NBA commissioner Adam Silver talks league innovation

NBA Commissioner Adam Silver talks innovation for the league, player movement and New York Mayor Eric Adams possible reevaluation of the vaccine mandate.


 Silver, on Wednesday, discussed potential new traditions on the horizon for the NBA. Taking a page from European soccer leagues, a midseason NBA tournament could remedy regular season monotony. The idea for the commissioner is to not diminish the prestige of the Larry O’Brien championship. However, converting regular season games into a tournament which concludes with a trophy is a possibility. Commissioner Silver’s push for innovation is prompted by the evolution of how fans consume the NBA product. The concern is that the habits of fans watching the NBA are inconsistent due to the average length of an NBA game being more than two hours. If you worried a midseason tournament would only prolong the 82 game regular season fret not. Silver confirmed the potential tournament wouldn’t affect the scheduled season start or its conclusion.
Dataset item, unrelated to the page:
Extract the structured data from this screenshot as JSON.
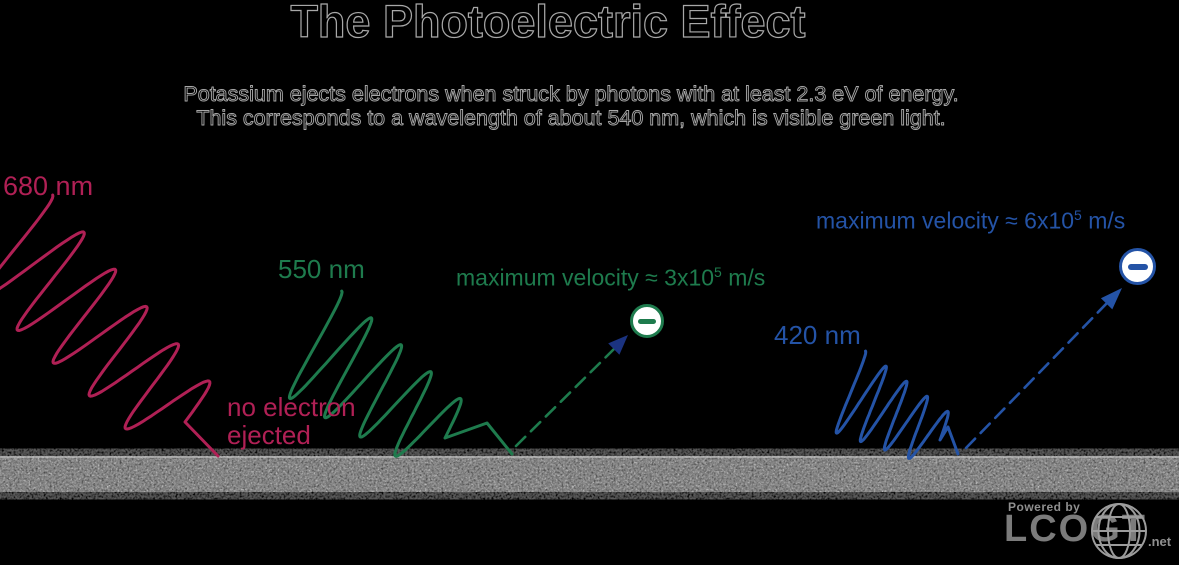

When asked about player mobility, Silver touted the data showing him player movement isn’t necessarily a “bad thing”. However, he expressed players actively seeking to move while under contract is bad for the league. The commissioner’s comments come in the aftermath of the Ben Simmons-James Harden trade in which both players seemingly manufactured their way out of Philadelphia and Brooklyn respectfully. Still, the Commissioner views player mobility a beacon of hope for non-competitive teams looking to land a superstar impact player.


Despite his personal views on COVID-19 vaccination, Silver  believes newly elected New York Mayor Eric Adams could reevaluate the vaccine mandate. Commissioner Silver points out the “oddity” of the New York ordinance. Currently, Brooklyn Nets star point guard Kyrie Irving can’t play at the Barclays Center, but visiting players who are unvaccinated can.

The law’s objective is to protect people in attendance at arenas. According to Silver, it doesn’t make sense and is thus worth reconsidering.